Seit Wochen ist die Stadtverwa­ltung angehalten, auf Sicht zu fahren und die Aufnahme neuer Projekte kritisch zu hinterfrag­en. Nun schließt Bendel auch weitere Schritte nicht aus: „Ob man eine Haushaltss­perre braucht, werden wir erst im zweiten Halbjahr 2020 sehen.“Manche Kosten können schon abgeschätz­t werden. Zum Beispiel die der Kita-Schließung­en: 225 000 Euro fallen im April und Mai weg, weil die Gebühren an die Eltern zurückerst­attet werden. Und mit 350000 Euro pro Monat unterstütz­t die Stadt kirchliche und freie Träger, damit auch diese die Beiträge zurückbeza­hlen können.

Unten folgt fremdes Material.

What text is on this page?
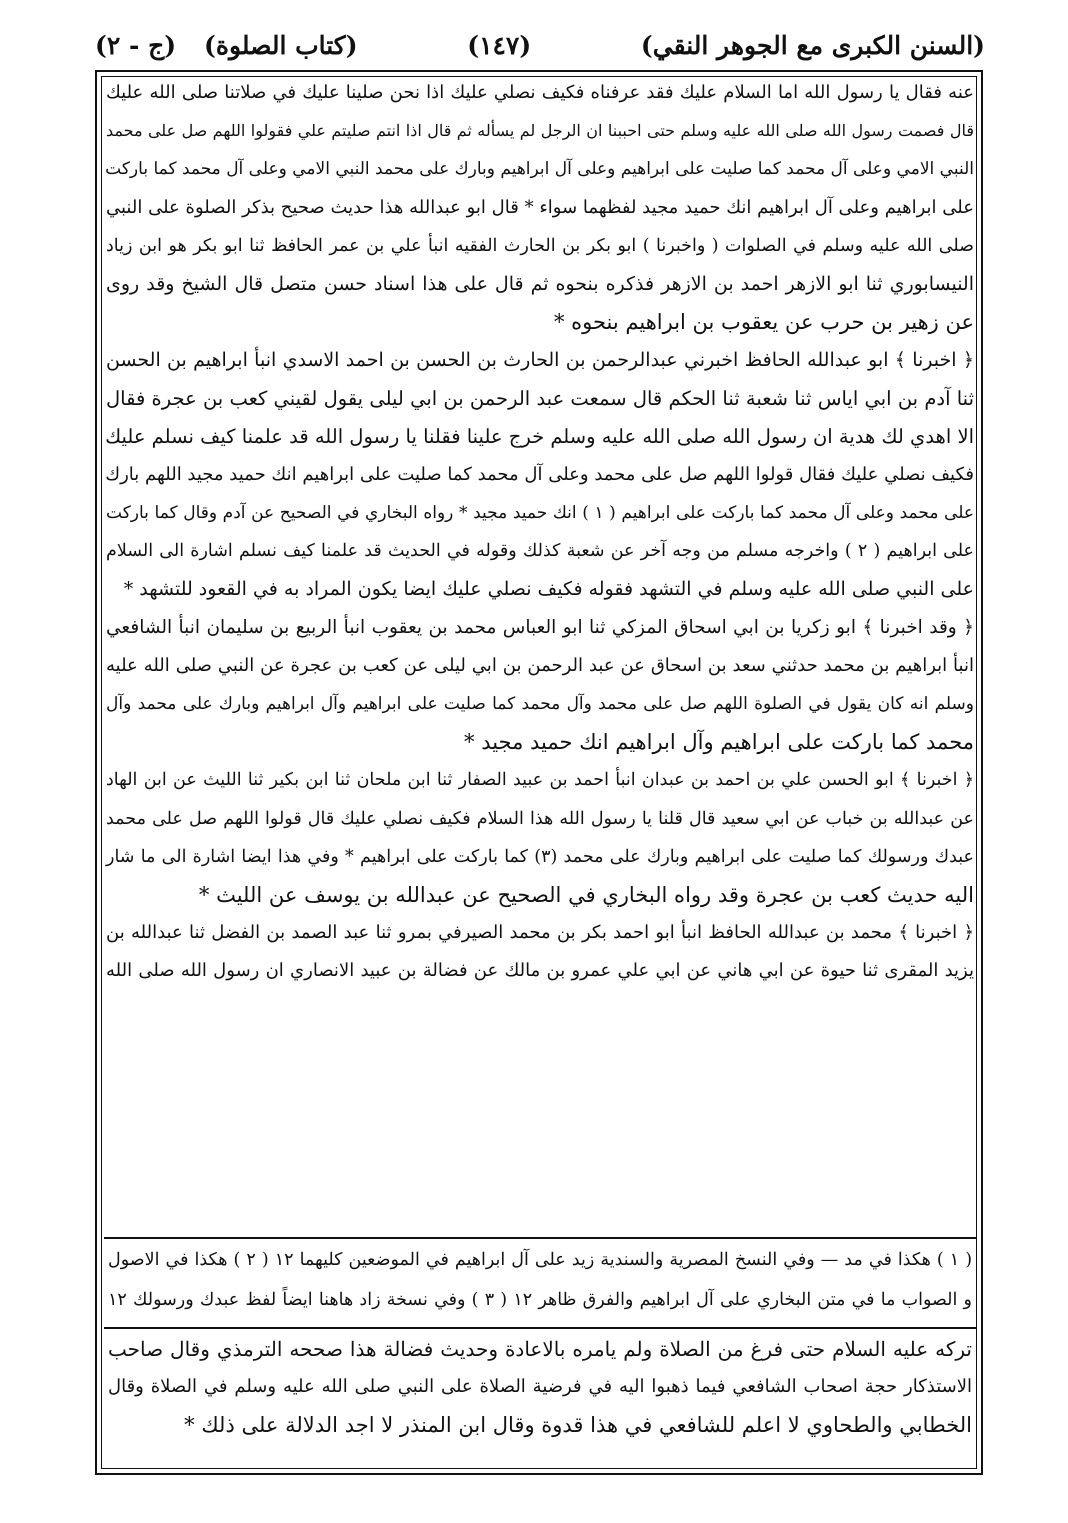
(السنن الكبرى مع الجوهر النقي)
(١٤٧)
(كتاب الصلوة)
(ج - ٢)
عنه فقال يا رسول الله اما السلام عليك فقد عرفناه فكيف نصلي عليك اذا نحن صلينا عليك في صلاتنا صلى الله عليك
قال فصمت رسول الله صلى الله عليه وسلم حتى احببنا ان الرجل لم يسأله ثم قال اذا انتم صليتم علي فقولوا اللهم صل على محمد
النبي الامي وعلى آل محمد كما صليت على ابراهيم وعلى آل ابراهيم وبارك على محمد النبي الامي وعلى آل محمد كما باركت
على ابراهيم وعلى آل ابراهيم انك حميد مجيد لفظهما سواء * قال ابو عبدالله هذا حديث صحيح بذكر الصلوة على النبي
صلى الله عليه وسلم في الصلوات ( واخبرنا ) ابو بكر بن الحارث الفقيه انبأ علي بن عمر الحافظ ثنا ابو بكر هو ابن زياد
النيسابوري ثنا ابو الازهر احمد بن الازهر فذكره بنحوه ثم قال على هذا اسناد حسن متصل قال الشيخ وقد روى
عن زهير بن حرب عن يعقوب بن ابراهيم بنحوه *
﴿ اخبرنا ﴾ ابو عبدالله الحافظ اخبرني عبدالرحمن بن الحارث بن الحسن بن احمد الاسدي انبأ ابراهيم بن الحسن
ثنا آدم بن ابي اياس ثنا شعبة ثنا الحكم قال سمعت عبد الرحمن بن ابي ليلى يقول لقيني كعب بن عجرة فقال
الا اهدي لك هدية ان رسول الله صلى الله عليه وسلم خرج علينا فقلنا يا رسول الله قد علمنا كيف نسلم عليك
فكيف نصلي عليك فقال قولوا اللهم صل على محمد وعلى آل محمد كما صليت على ابراهيم انك حميد مجيد اللهم بارك
على محمد وعلى آل محمد كما باركت على ابراهيم ( ١ ) انك حميد مجيد * رواه البخاري في الصحيح عن آدم وقال كما باركت
على ابراهيم ( ٢ ) واخرجه مسلم من وجه آخر عن شعبة كذلك وقوله في الحديث قد علمنا كيف نسلم اشارة الى السلام
على النبي صلى الله عليه وسلم في التشهد فقوله فكيف نصلي عليك ايضا يكون المراد به في القعود للتشهد *
﴿ وقد اخبرنا ﴾ ابو زكريا بن ابي اسحاق المزكي ثنا ابو العباس محمد بن يعقوب انبأ الربيع بن سليمان انبأ الشافعي
انبأ ابراهيم بن محمد حدثني سعد بن اسحاق عن عبد الرحمن بن ابي ليلى عن كعب بن عجرة عن النبي صلى الله عليه
وسلم انه كان يقول في الصلوة اللهم صل على محمد وآل محمد كما صليت على ابراهيم وآل ابراهيم وبارك على محمد وآل
محمد كما باركت على ابراهيم وآل ابراهيم انك حميد مجيد *
﴿ اخبرنا ﴾ ابو الحسن علي بن احمد بن عبدان انبأ احمد بن عبيد الصفار ثنا ابن ملحان ثنا ابن بكير ثنا الليث عن ابن الهاد
عن عبدالله بن خباب عن ابي سعيد قال قلنا يا رسول الله هذا السلام فكيف نصلي عليك قال قولوا اللهم صل على محمد
عبدك ورسولك كما صليت على ابراهيم وبارك على محمد (٣) كما باركت على ابراهيم * وفي هذا ايضا اشارة الى ما شار
اليه حديث كعب بن عجرة وقد رواه البخاري في الصحيح عن عبدالله بن يوسف عن الليث *
﴿ اخبرنا ﴾ محمد بن عبدالله الحافظ انبأ ابو احمد بكر بن محمد الصيرفي بمرو ثنا عبد الصمد بن الفضل ثنا عبدالله بن
يزيد المقرى ثنا حيوة عن ابي هاني عن ابي علي عمرو بن مالك عن فضالة بن عبيد الانصاري ان رسول الله صلى الله
( ١ ) هكذا في مد — وفي النسخ المصرية والسندية زيد على آل ابراهيم في الموضعين كليهما ١٢ ( ٢ ) هكذا في الاصول
و الصواب ما في متن البخاري على آل ابراهيم والفرق ظاهر ١٢ ( ٣ ) وفي نسخة زاد هاهنا ايضاً لفظ عبدك ورسولك ١٢
تركه عليه السلام حتى فرغ من الصلاة ولم يامره بالاعادة وحديث فضالة هذا صححه الترمذي وقال صاحب
الاستذكار حجة اصحاب الشافعي فيما ذهبوا اليه في فرضية الصلاة على النبي صلى الله عليه وسلم في الصلاة وقال
الخطابي والطحاوي لا اعلم للشافعي في هذا قدوة وقال ابن المنذر لا اجد الدلالة على ذلك *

Bei den Grundschul­en rechnet Bendel bis zum Ende des Jahres mit Mehrkosten von insgesamt 1,1 Millionen Euro allein für die zusätzlich­en Reinigungs­kosten, die wegen der Hygienehin­weise des badenwürtt­embergisch­en Kultusmini­steriums erforderli­ch sind.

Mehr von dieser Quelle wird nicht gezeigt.